2- « …même claire, précise et inconditionnelle, une disposition d’une directive ne permet pas au juge national d’écarter une disposition de son droit interne qui y est contraire, si, ce faisant, une obligation supplémentaire venait à être imposée à un particulier ».
3- L’État membre qui adopte une réglementation précisant les conditions d’emploi régies par la clause 4 de l’accord-cadre, « met en œuvre le droit de l’Union au sens de l’article 51§1 de la Charte. Il doit ainsi garantir le respect… du droit à un recours effectif consacré à l’article 47. (Par Analogie, voir Arrêt arrêt du 6 octobre 2020, État luxembourgeois (Droit de recours contre une demande d’information en matière fiscale), C‑245/19et C‑246/19, EU:C:2020:795 points 45 et 46).
4- Il a été démontré que l’absence d’informations écrites est une limite d’accès aux recours juridictionnels. Elle porte donc atteinte au droit fondamental à un recours effectif reconnu par l’article 47.
l’article 47 de la Charte se suffit à lui-même et ne doit pas être précisé par des dispositions du droit de l’Union ou du droit national pour conférer aux particuliers un droit invocable en tant que tel(Voir en ce sens, Arrêt du 17 avril 2018, Egenberger, C‑414/16, EU:C:2018:257 point78)..
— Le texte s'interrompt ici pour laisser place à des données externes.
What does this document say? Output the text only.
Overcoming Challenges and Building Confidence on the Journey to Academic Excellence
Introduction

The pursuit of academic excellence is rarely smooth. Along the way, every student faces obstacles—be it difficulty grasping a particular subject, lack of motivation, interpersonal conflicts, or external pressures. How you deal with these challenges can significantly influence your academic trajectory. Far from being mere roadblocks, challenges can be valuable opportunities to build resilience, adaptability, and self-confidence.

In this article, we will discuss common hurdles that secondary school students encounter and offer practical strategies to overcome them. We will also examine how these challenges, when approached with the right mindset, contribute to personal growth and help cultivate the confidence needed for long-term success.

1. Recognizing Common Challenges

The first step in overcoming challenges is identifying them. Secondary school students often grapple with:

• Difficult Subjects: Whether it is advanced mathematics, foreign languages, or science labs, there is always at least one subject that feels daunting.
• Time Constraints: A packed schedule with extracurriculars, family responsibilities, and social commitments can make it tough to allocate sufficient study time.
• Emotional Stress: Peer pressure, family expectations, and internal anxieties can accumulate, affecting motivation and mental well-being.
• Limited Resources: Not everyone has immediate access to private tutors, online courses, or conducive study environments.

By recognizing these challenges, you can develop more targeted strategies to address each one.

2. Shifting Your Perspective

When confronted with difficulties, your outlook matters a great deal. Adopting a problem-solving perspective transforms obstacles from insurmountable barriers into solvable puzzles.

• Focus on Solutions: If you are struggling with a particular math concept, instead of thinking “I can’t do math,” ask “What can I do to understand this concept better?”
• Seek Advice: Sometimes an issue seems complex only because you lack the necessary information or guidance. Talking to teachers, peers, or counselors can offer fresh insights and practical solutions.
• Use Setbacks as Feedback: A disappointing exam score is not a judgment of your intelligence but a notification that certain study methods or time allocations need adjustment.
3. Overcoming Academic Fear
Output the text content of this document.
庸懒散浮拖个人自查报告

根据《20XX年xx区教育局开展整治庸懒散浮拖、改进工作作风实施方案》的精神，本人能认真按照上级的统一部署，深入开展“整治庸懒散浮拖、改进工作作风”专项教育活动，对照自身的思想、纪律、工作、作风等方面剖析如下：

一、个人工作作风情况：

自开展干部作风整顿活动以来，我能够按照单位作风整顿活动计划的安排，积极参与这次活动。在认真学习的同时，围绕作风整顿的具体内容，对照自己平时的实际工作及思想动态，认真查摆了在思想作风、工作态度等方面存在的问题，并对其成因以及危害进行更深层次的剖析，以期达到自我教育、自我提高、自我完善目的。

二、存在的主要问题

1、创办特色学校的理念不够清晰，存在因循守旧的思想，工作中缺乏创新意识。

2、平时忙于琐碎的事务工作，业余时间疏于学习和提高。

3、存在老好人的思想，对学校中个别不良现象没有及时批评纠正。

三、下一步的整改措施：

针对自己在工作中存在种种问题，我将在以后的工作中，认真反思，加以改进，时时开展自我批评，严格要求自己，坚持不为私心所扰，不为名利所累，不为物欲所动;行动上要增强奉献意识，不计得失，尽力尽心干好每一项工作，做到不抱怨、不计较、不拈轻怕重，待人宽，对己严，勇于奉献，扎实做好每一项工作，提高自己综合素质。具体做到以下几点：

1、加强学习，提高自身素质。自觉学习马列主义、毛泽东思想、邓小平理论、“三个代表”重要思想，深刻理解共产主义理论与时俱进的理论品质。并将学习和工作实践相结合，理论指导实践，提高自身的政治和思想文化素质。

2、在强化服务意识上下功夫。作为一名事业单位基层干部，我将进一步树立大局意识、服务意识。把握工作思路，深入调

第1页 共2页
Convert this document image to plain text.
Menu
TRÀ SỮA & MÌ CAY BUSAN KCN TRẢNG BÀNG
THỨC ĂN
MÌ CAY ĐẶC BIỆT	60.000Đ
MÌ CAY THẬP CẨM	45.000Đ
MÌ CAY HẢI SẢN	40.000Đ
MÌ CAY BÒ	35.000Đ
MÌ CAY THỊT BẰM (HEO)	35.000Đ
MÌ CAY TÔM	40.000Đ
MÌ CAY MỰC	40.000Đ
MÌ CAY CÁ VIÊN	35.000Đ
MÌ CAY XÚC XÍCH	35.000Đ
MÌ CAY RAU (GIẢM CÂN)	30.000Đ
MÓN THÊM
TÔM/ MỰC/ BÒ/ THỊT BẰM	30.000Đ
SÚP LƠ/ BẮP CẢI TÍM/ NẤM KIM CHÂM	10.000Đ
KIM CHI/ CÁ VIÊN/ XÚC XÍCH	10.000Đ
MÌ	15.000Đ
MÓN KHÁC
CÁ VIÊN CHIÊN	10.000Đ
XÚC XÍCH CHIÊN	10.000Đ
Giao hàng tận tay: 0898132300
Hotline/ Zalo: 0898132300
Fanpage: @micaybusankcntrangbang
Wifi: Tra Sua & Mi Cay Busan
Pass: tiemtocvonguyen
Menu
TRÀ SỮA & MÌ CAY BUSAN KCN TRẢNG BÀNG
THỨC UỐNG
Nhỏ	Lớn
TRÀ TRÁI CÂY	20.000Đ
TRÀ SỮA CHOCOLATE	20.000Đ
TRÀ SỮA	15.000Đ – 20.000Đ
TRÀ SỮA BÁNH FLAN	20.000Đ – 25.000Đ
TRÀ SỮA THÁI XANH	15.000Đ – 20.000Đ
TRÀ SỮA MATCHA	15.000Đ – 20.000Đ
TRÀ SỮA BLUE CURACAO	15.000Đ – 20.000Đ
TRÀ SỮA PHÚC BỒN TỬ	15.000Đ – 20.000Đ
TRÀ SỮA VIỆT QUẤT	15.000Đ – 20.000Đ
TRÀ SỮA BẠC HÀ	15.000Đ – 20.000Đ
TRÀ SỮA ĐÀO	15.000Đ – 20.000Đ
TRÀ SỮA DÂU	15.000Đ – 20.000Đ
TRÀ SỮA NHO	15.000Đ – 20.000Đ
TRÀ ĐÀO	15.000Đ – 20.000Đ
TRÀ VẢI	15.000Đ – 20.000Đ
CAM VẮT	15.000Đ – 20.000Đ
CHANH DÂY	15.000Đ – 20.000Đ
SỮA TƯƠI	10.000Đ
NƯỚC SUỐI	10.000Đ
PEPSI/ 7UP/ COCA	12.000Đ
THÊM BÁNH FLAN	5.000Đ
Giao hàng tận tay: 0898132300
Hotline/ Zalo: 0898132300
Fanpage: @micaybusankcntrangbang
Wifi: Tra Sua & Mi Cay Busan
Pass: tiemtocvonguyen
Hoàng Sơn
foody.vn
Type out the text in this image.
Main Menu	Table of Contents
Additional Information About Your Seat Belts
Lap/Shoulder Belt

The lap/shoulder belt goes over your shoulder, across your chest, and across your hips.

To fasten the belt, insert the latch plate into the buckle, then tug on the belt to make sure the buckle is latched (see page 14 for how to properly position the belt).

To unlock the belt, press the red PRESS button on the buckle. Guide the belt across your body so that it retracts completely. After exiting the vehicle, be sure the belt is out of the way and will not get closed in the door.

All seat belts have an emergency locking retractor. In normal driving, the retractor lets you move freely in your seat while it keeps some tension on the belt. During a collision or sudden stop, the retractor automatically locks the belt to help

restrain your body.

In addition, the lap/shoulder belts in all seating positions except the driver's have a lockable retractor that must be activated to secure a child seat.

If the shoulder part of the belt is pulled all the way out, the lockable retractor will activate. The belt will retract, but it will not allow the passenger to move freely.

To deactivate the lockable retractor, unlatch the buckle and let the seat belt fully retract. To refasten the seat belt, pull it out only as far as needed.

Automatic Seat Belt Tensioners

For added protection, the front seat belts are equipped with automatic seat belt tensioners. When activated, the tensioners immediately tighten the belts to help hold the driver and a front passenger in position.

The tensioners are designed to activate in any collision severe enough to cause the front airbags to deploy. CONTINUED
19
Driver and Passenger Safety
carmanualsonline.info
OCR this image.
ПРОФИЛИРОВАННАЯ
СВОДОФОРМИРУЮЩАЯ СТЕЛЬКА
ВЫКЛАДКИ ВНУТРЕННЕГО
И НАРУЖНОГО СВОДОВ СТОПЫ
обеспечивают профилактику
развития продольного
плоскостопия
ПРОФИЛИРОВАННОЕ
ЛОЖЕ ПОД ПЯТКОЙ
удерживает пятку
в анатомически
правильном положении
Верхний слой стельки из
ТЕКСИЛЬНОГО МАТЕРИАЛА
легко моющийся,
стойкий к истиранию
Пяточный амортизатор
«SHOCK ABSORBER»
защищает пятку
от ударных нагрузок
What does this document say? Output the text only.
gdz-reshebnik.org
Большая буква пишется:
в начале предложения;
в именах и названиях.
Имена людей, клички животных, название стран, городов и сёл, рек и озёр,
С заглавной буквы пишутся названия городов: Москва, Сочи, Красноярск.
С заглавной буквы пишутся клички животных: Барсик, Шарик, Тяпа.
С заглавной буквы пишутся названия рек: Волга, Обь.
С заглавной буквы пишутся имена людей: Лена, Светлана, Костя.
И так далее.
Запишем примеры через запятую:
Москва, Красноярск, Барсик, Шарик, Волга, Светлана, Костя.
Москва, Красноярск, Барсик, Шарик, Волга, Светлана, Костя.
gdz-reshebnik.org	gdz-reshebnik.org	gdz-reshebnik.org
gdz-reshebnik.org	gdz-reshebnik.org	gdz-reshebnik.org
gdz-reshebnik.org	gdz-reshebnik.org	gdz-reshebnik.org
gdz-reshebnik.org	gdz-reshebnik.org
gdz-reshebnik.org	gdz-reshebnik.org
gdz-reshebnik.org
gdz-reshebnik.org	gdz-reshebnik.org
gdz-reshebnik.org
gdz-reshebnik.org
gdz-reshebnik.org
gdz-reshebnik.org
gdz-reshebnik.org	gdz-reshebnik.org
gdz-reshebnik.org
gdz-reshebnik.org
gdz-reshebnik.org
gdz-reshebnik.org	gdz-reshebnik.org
La juridiction nationale est donc tenue de laisser inappliqué l’article 30 §4 du code du travail polonais. L’argumentation de la Cour est ici d’une grande importance. Elle ne se place pas sur le terrain de la nature même de la directive mais plutôt sur celui de la directive en tant que chambre d’écho d’un droit fondamental garanti par la charte des droits fondamentaux de l’Union
Réponse de la Cour :
« Par ces motifs, la Cour (grande chambre) dit pour droit :
La clause 4 de l’accord-cadre sur le travail à durée déterminée, conclu le 18 mars 1999, qui figure à l’annexe de la directive 1999/70/CE du Conseil, du 28 juin 1999, concernant l’accord-cadre CES, UNICE et CEEP sur le travail à durée déterminée,a clause 4 de l’accord-cadre sur le travail à durée déterminée, conclu le 18 mars 1999, qui figure à l’annexe de la directive 1999/70/CE du Conseil, du 28 juin 1999, concernant l’accord-cadre CES, UNICE et CEEP sur le travail à durée déterminée,
doit être interprétée en ce sens que :
elle s’oppose à une réglementation nationale selon laquelle un employeur n’est pas tenu de motiver par écrit la résiliation avec préavis d’un contrat de travail à durée déterminée alors qu’il est tenu à une telle obligation en cas de résiliation d’un contrat de travail à durée indéterminée. La juridiction nationale, saisie d’un litige opposant des particuliers, est tenue, lorsqu’il ne lui est pas possible d’interpréter le droit national applicable de manière conforme à cette clause, d’assurer, dans le cadre de ses compétences, la protection juridictionnelle découlant pour les justiciables de l’article 47 de la charte des droits fondamentaux de l’Union européenne et de garantir le plein effet de cet article en laissant, dans la mesure nécessaire, inappliquée toute disposition nationale contraire. »
1Pour une lecture aisée des raisonnements de la Cour, chaque § résumé est affecté du numéro que la Cour lui a donné.
2Les textes en italique sont ajoutés par la rédaction ou apparaissent dans le texte de l’arrêt pour une lecture commode.